PRECISE PK, Version 15.02.13 (February 2015)
Journal of Analytical Toxicology 2015;39:577
doi:10.1093/jat/bkv059 Advance Access publication May 29, 2015
Software Review
PRECISE PK, Version 15.02.13 (February 2015). Philip Anderson, Jenn Ting and Anjum Gupta, Healthware Inc., San
Diego, CA, 2011, URL: http://precisepk.com, email: , $699 annual or $79.95 monthly
subscription.
Precise PK is a pharmacokinetics software package intended for therapeutic drug monitoring that has been in clinical use for 30 years.
It was known as T.D.M.S. 2000 until 2014. The program is compatible with Windows 8, 7, Vista, XP, 2000, 98, 95 and ME, and can be used
over a network with a shared database. Pharmacokinetic parameters based on population estimates are provided for 14 commonly
monitored drugs (amikacin, ciprofloxacin, digoxin, fluconazole, gentamicin, levofloxacin, lithium, phenobarbital, phenytoin, procainamide, quinidine, theophylline, tobramycin and vancomycin). The package contains a User’s Manual that defines the abbreviations used,
describes the physiologic parameters required and illustrates the pharmacokinetic formulas utilized in the calculations.

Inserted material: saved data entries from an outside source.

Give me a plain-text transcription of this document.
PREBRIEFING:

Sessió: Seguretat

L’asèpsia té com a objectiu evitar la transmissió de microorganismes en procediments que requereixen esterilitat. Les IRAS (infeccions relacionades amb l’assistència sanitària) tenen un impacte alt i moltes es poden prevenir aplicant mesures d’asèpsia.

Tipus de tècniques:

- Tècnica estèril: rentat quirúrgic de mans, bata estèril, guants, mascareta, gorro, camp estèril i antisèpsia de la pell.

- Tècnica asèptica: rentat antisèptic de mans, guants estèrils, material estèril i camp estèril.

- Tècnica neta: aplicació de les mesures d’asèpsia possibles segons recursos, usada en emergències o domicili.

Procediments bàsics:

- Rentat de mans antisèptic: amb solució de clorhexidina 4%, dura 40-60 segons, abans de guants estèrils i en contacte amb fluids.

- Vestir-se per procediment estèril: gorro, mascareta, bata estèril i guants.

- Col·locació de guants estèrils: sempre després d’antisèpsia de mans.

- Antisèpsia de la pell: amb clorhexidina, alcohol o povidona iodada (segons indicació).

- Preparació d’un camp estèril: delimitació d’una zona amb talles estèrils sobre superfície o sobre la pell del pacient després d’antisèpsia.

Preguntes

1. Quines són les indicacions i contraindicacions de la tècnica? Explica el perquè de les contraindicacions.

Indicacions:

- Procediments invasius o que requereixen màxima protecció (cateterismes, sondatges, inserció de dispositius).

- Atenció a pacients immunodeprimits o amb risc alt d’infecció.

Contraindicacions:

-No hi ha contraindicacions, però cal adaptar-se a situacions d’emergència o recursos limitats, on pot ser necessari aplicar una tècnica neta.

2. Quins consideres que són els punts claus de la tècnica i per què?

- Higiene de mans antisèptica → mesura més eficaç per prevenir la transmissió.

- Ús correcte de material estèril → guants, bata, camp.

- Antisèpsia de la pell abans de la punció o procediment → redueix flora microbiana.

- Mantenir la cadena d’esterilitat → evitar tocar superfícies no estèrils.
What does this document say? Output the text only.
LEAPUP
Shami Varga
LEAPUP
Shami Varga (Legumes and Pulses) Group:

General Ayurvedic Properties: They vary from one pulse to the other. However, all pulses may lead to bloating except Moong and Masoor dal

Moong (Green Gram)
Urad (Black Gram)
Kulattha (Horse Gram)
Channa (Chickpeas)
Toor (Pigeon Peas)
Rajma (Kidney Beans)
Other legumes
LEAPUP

The User’s Choice option is the feature that will undoubtedly be of greatest interest to analytical toxicologists. It is a generic onecompartment model in which the user supplies the starting pharmacokinetic parameters, including the subject’s sex, age, body weight,
height and current renal function status, together with the drug (or chemical) name, plasma clearance, absorption rate constant, volume of distribution and bioavailability. Doses, oral, intramuscular and/or intravenous, of various sizes given at uneven intervals over a
period of hours or days may then be entered and charted. Finally, a report can be printed that shows the pertinent kinetic data together
with a chart of the serum concentrations over time.
Any of the inputted information, such as subject weight, timing or sizes of the doses, volume of distribution, etc., can be altered in
order to see the effect on the predicted serum levels. The new settings will not be saved unless the Save feature is selected, but a new
serum level graph can be displayed and printed using the computer’s PrintScreen function. The software has excellent flexibility.
Besides the Population estimates and User’s Choice option, it also offers Bayesian curve fitting and non-linear least-squares curve fitting.
Most features can be customized depending on the needs of the user.
Precise PK software is updated twice a year on average. Updates include changes based on newly published data, user feedback and
in-house improvements in functionality. Users are informed of updates by email and also via the program itself. The users may update
the version from within the program by clicking the Update Version button under the Settings menu. The Precise PK User Manual is
updated as program changes are made. Each subscriber license is specific to one facility. The license allows the program to be installed
on any number of computers within the licensed facility. It can be installed on individual workstations, multiple workstations using a
shared database or on a central server accessed by multiple workstations. A free 60-day downloadable trial version is available upon
request.
The User Manual that is included in the software package for the current version is not an instruction book, but rather simply provides background as to the functioning of the software; it is not available in pdf or printed form, although this option is due to be offered
soon. However, the manual for version 14.12.16 (December 2014) is available online at http://precisepk.com/media/guides/
PPK_User_Manual_2015.pdf, and this does give detailed instructions as to proper use of the program features. Plans are also in
place for a telephone technical assistance line, online tutorials and user webinars. My suggestions for future revisions would include
being able to express drug concentrations in terms of mg/L rather than mg/L and in whole blood (after inputting a conversion factor) as
opposed to serum, and the ability to print the serum level charts in various configurations and to save these as pdf files. Perhaps, patient
name could be expressed as subject name, and other routes of administration, such as inhalation (smoking), dermal, rectal, etc., could
be added. Also, the report layout, font style and type size should be adjustable; the name and address of the agency and name and title of
the person issuing the report should appear along with a unique report number, and the report should be savable to a permanent file in
pdf format.
I found Dr Anjum Gupta, a Professor in the Cognitive Science Department at the University of California San Diego and one of the
major developers, to be extremely patient and helpful during my exploration of this program. I highly recommend this software package in its current form to any of my colleagues who need to perform kinetic estimations as part of their drug/chemical investigations.
And, the promised additional features should serve to enhance its value as a supplementary tool for the analyst.